Sebagai alternatif, Honda Ridgeline bekas menawarkan nilai yang jauh lebih baik. Mesin J-series milik Honda terkenal bandel dan mampu bertahan sangat lama. Dengan harga sepertiga dari Maverick baru, konsumen sudah bisa mendapatkan kapasitas towing hingga 5.000 pon, torsi lebih besar, dan ruang kabin yang lebih lega.
Chevrolet Colorado varian dasar WT dengan penggerak roda belakang dibanderol USD 34.495. Truk ini menggendong mesin 2.7 liter turbo empat silinder bertenaga 310 hp. Namun, pengalaman test drive menunjukkan kabinnya terasa sempit dan tertutup, meski dimensi eksteriornya terus membesar dari generasi ke generasi.
Untuk penggemar Chevrolet yang menginginkan truk empat pintu dengan mesin V8 bertenaga besar, Chevrolet Avalanche bekas menjadi pilihan yang sulit ditolak. Di pasar mobil bekas, Avalanche 2009 dengan kilometer rendah bisa didapatkan dengan harga kurang dari setengah harga Colorado baru. Keunggulan lainnya, Avalanche mampu menarik trailer berbobot 8.100 pon, sementara Colorado dasar hanya terbatas di 3.500 pon.
Hyundai Santa Cruz SE dengan penggerak roda depan dan mesin 2.5 liter empat silinder dibanderol mulai USD 31.350. Model ini hadir dengan konsep kendaraan serbaguna yang menggabungkan kenyamanan SUV dengan kepraktisan bak terbuka, mirip dengan apa yang pernah dilakukan Subaru melalui Baja di awal tahun 2000-an.
Di pasar kendaraan bekas, Subaru Baja menjadi barang langka yang justru menarik bagi kolektor.

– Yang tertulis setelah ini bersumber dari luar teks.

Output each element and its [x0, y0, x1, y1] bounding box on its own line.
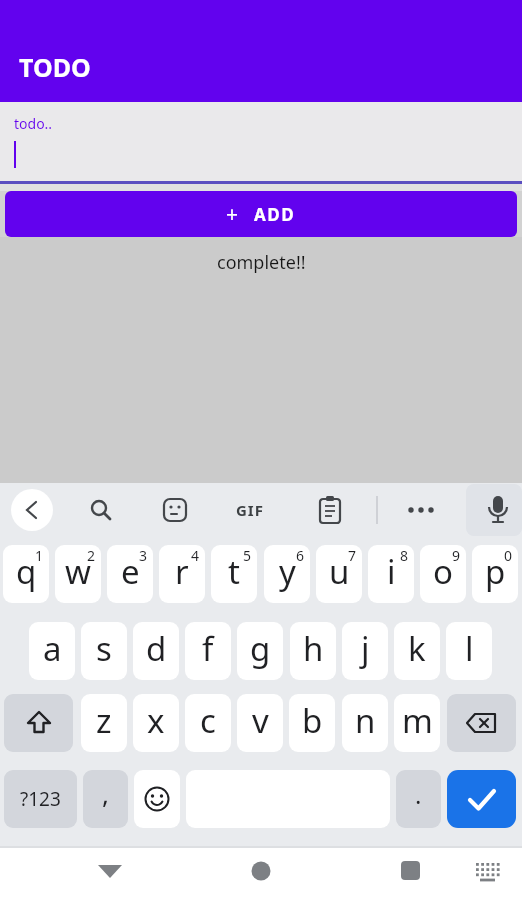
button[interactable]: [388, 856, 432, 892]
button[interactable]: m: [394, 694, 440, 752]
button[interactable]: p: [472, 545, 518, 603]
staticText: a: [43, 626, 62, 671]
button[interactable]: [447, 694, 516, 752]
button[interactable]: w: [55, 545, 101, 603]
button[interactable]: a: [29, 622, 75, 680]
staticText: 9: [452, 546, 461, 565]
staticText: 4: [191, 546, 200, 565]
button[interactable]: [405, 495, 437, 527]
button[interactable]: [134, 770, 180, 828]
button[interactable]: k: [394, 622, 440, 680]
button[interactable]: x: [133, 694, 179, 752]
button[interactable]: GIF: [236, 500, 264, 520]
button[interactable]: +: [5, 191, 517, 237]
button[interactable]: l: [446, 622, 492, 680]
staticText: b: [302, 698, 323, 743]
staticText: t: [228, 549, 240, 594]
staticText: y: [279, 549, 296, 594]
button[interactable]: u: [316, 545, 362, 603]
staticText: f: [202, 626, 214, 671]
staticText: 2: [87, 546, 96, 565]
button[interactable]: [470, 856, 510, 892]
staticText: ?123: [20, 786, 61, 812]
staticText: 5: [243, 546, 252, 565]
staticText: l: [465, 626, 474, 671]
staticText: todo..: [14, 114, 53, 133]
staticText: h: [303, 626, 324, 671]
button[interactable]: v: [237, 694, 283, 752]
button[interactable]: z: [81, 694, 127, 752]
staticText: j: [361, 626, 370, 671]
staticText: o: [433, 549, 453, 594]
staticText: e: [121, 549, 140, 594]
button[interactable]: [159, 495, 191, 527]
staticText: q: [16, 549, 37, 594]
button[interactable]: [88, 858, 132, 890]
staticText: u: [329, 549, 350, 594]
button[interactable]: [480, 490, 518, 530]
staticText: c: [200, 698, 216, 743]
staticText: 6: [296, 546, 305, 565]
staticText: g: [250, 626, 271, 671]
button[interactable]: o: [420, 545, 466, 603]
button[interactable]: [11, 489, 53, 531]
staticText: TODO: [19, 50, 91, 84]
button[interactable]: .: [396, 770, 441, 828]
staticText: s: [96, 626, 112, 671]
button[interactable]: t: [211, 545, 257, 603]
button[interactable]: [314, 495, 346, 527]
staticText: x: [147, 698, 165, 743]
staticText: r: [175, 549, 189, 594]
button[interactable]: n: [342, 694, 388, 752]
button[interactable]: ,: [83, 770, 128, 828]
button[interactable]: r: [159, 545, 205, 603]
button[interactable]: f: [185, 622, 231, 680]
staticText: 8: [400, 546, 409, 565]
staticText: 3: [139, 546, 148, 565]
button[interactable]: h: [290, 622, 336, 680]
staticText: +: [226, 200, 239, 229]
button[interactable]: [239, 856, 283, 892]
staticText: complete!!: [217, 250, 306, 274]
staticText: n: [355, 698, 376, 743]
button[interactable]: todo..: [0, 102, 522, 181]
button[interactable]: c: [185, 694, 231, 752]
staticText: p: [485, 549, 506, 594]
button[interactable]: ?123: [4, 770, 77, 828]
button[interactable]: i: [368, 545, 414, 603]
staticText: w: [65, 549, 91, 594]
staticText: ,: [102, 776, 109, 811]
staticText: d: [146, 626, 167, 671]
staticText: ADD: [254, 203, 296, 226]
button[interactable]: y: [264, 545, 310, 603]
button[interactable]: s: [81, 622, 127, 680]
button[interactable]: g: [237, 622, 283, 680]
staticText: k: [408, 626, 426, 671]
button[interactable]: b: [289, 694, 335, 752]
button[interactable]: [85, 495, 117, 527]
button[interactable]: e: [107, 545, 153, 603]
staticText: m: [402, 698, 433, 743]
staticText: z: [96, 698, 112, 743]
button[interactable]: [447, 770, 516, 828]
staticText: i: [387, 549, 396, 594]
button[interactable]: d: [133, 622, 179, 680]
button[interactable]: q: [3, 545, 49, 603]
staticText: v: [252, 698, 269, 743]
staticText: 1: [35, 546, 44, 565]
staticText: .: [415, 778, 422, 811]
staticText: 7: [348, 546, 357, 565]
button[interactable]: [4, 694, 73, 752]
button[interactable]: j: [342, 622, 388, 680]
staticText: 0: [504, 546, 513, 565]
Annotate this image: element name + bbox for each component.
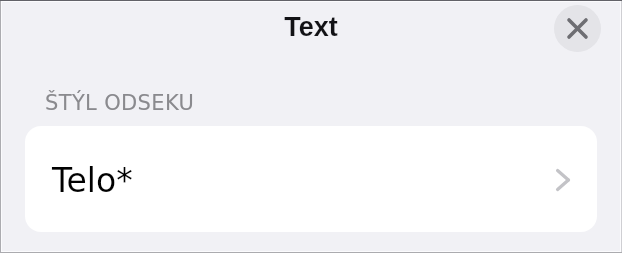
staticText: Telo*: [52, 161, 133, 199]
staticText: Text: [284, 12, 338, 42]
staticText: ŠTÝL ODSEKU: [45, 91, 195, 115]
button[interactable]: Close: [554, 5, 601, 52]
button[interactable]: Telo*: [25, 126, 597, 232]
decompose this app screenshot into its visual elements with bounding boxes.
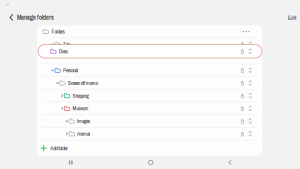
button[interactable]: Personal [37,64,262,76]
staticText: Museum [72,105,88,112]
staticText: Add folder [50,144,67,152]
staticText: Images [77,117,90,125]
button[interactable]: Museum [37,102,262,114]
staticText: Animal [77,130,90,138]
staticText: Trip [63,40,70,48]
staticText: Screen off memo [68,79,98,87]
button[interactable]: Trip [37,38,262,50]
staticText: Shopping [72,92,88,99]
staticText: Diary [59,48,68,55]
staticText: Folders [51,28,64,35]
button[interactable]: More options [240,27,253,36]
button[interactable]: Images [37,115,262,127]
staticText: Manage folders [17,13,54,22]
button[interactable]: Shopping [37,90,262,102]
button[interactable]: Edit [284,8,300,27]
button[interactable]: Home [142,153,160,169]
button[interactable]: Animal [37,128,262,140]
staticText: Edit [288,14,296,22]
button[interactable]: Back [6,9,17,26]
button[interactable]: Screen off memo [37,77,262,89]
button[interactable]: Recent apps [62,154,80,169]
button[interactable]: Back [222,153,238,169]
staticText: Personal [63,67,78,74]
button[interactable]: Add folder [37,140,262,156]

Meski teknologi dan fiturnya sudah tertinggal jauh, Baja menawarkan karakter berkendara khas Subaru dengan ground clearance yang cukup untuk penggunaan ringan sehari-hari. Keputusan akhirnya kembali pada prioritas: fitur modern dan garansi pabrik, atau harga yang jauh lebih bersahabat dengan karakter klasik.